# april showers brings hungry flatheads



## ducky152000 (Jul 20, 2005)

went out to the lake today after work got some big shad and and dropped some poles in a 10 ft channel, 45 mins in and a reel starts hummin, had two other runs but one dropped before biggie set the hook and the other got into some sunkin brushpiles. 25 lbs


----------



## catfish_hunter (May 31, 2005)

Congrats Brock...I was fishing a farm pond when you texted me the pic of this flathead.


----------



## Fisherman 3234 (Sep 8, 2008)

Awesome fish Brock! I'm jealous...


----------



## floater99 (May 21, 2010)

Nice catch


----------



## katfish (Apr 7, 2004)

Brock ya got on em early.

I guess I should have never told you about Lick Run and the warm shallow water.

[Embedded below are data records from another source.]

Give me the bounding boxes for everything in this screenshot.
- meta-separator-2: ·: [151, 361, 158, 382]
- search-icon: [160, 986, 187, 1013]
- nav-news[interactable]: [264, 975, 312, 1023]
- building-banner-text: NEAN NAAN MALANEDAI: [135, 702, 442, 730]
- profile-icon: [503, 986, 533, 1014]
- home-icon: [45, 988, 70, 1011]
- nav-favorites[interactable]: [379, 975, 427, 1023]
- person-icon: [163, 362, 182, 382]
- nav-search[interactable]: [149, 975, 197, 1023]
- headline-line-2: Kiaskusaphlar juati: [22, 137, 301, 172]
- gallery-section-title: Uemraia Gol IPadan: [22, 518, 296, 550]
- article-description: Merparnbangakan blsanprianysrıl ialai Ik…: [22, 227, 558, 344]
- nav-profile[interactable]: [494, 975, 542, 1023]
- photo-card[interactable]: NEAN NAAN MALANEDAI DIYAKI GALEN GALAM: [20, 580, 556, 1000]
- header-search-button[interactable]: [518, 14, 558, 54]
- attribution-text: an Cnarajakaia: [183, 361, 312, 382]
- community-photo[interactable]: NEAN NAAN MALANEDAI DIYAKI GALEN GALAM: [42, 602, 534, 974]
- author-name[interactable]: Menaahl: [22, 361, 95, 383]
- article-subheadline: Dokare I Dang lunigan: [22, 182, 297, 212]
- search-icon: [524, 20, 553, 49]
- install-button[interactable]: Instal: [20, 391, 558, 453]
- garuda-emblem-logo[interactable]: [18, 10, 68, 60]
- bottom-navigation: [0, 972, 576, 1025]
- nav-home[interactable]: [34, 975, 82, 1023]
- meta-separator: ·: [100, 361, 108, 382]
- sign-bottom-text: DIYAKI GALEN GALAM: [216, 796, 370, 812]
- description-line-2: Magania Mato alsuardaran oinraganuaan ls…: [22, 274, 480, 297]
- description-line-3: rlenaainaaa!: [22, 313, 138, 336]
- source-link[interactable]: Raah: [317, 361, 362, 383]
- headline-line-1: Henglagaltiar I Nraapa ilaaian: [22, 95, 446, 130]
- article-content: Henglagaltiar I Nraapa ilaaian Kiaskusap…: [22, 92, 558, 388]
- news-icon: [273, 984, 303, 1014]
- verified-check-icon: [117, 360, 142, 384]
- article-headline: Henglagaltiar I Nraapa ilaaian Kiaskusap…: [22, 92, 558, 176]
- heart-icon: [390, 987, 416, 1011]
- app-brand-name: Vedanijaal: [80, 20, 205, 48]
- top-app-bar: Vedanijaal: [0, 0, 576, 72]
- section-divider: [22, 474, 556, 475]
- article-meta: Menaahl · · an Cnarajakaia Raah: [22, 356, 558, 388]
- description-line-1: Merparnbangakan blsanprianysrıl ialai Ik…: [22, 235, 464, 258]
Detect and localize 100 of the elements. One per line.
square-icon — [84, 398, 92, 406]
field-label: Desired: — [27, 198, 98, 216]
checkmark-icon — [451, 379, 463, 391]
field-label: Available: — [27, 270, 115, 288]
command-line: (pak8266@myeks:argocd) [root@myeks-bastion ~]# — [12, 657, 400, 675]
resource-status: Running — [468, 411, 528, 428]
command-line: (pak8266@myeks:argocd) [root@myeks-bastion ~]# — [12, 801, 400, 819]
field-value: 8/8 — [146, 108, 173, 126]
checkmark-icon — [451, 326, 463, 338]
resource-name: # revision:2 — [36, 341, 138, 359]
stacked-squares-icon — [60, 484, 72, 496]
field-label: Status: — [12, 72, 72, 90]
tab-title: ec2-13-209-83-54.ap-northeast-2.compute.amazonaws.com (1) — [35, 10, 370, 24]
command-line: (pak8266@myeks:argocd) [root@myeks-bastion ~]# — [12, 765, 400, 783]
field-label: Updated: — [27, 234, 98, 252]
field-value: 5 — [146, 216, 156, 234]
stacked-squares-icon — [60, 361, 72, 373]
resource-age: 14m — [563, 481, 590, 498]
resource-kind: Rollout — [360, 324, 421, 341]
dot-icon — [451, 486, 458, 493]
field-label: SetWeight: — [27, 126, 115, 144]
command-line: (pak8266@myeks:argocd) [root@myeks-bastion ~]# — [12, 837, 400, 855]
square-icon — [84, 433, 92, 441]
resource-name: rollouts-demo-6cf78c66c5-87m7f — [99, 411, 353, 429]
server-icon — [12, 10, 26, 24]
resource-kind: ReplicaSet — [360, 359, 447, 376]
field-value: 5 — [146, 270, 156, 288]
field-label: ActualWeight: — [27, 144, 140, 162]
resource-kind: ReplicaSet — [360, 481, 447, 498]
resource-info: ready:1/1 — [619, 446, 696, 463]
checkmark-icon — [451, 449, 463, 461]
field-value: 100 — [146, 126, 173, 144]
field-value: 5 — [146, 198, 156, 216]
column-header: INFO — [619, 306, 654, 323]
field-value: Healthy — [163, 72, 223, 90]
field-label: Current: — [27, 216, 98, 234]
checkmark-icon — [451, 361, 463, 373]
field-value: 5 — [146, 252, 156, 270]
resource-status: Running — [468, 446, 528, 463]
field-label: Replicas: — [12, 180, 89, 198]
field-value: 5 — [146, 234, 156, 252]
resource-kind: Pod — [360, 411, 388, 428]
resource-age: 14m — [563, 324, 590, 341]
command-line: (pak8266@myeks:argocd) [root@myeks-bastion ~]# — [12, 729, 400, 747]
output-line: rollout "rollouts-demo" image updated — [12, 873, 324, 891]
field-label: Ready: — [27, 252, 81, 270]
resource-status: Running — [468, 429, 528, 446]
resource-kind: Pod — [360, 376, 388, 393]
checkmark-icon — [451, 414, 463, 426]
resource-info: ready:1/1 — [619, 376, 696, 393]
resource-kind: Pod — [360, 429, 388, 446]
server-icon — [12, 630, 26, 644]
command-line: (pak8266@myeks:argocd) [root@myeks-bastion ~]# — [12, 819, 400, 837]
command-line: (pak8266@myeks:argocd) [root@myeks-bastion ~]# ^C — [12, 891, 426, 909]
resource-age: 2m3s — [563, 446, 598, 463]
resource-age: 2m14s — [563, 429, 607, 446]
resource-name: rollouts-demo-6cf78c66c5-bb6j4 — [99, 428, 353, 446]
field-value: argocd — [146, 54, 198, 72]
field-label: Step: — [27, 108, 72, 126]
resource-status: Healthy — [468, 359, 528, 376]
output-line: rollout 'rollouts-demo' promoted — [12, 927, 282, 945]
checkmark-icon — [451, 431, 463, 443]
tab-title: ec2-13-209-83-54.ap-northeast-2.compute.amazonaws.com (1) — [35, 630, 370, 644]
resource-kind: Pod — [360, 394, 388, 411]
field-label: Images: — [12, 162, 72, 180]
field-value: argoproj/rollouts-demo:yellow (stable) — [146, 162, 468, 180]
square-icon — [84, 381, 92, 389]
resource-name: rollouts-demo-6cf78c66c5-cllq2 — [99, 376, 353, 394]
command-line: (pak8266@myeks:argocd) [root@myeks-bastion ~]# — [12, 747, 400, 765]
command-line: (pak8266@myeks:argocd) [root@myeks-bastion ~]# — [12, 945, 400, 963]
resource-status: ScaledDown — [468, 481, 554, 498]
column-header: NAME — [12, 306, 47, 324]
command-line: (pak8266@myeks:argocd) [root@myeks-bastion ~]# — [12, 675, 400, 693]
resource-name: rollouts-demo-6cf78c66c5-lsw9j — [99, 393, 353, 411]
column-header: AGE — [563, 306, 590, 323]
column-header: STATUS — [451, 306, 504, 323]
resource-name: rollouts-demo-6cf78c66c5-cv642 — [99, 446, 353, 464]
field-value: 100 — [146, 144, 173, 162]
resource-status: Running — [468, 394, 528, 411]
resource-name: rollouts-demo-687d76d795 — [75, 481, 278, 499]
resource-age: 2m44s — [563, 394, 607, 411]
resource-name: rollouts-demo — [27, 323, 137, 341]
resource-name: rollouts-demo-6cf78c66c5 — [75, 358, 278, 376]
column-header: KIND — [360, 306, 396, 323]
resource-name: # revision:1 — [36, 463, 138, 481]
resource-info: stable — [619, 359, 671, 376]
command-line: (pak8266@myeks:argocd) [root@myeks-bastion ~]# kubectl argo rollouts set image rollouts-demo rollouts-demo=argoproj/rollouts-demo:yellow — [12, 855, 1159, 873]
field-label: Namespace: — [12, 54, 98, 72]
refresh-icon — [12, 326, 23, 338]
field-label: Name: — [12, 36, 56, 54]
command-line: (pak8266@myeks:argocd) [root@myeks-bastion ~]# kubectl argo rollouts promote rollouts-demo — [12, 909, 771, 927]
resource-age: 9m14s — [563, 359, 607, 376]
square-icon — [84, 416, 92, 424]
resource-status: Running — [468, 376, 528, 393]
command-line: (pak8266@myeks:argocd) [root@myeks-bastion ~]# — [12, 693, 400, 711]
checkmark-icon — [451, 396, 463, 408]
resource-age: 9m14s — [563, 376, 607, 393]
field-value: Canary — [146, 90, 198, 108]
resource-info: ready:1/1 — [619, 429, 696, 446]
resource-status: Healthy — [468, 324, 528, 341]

Congratulations and keep on em!


----------



## Joey209 (Oct 17, 2007)

Nice early flathead! Were the shad live or cut?


----------



## ducky152000 (Jul 20, 2005)

Joey209 said:


> Nice early flathead! Were the shad live or cut?


Live shad, bout 8 inches


----------



## JUSTCRAZY (Apr 6, 2004)

Now you just have to drag Robby out to the lake and get him going early this year.


----------



## katfish (Apr 7, 2004)

> Now you just have to drag Robby out to the lake and get him going early this year


Rob (who?)
You can expect more of those phone calls again this year 

Woody is ready to run away from home but he can't find his way here or to Magis place.

I was just mauled by the IRS again and waiting to sell a kidney on E-bay for gas money.


----------



## bigcatjoe (Sep 6, 2006)

Nice early fish man.


----------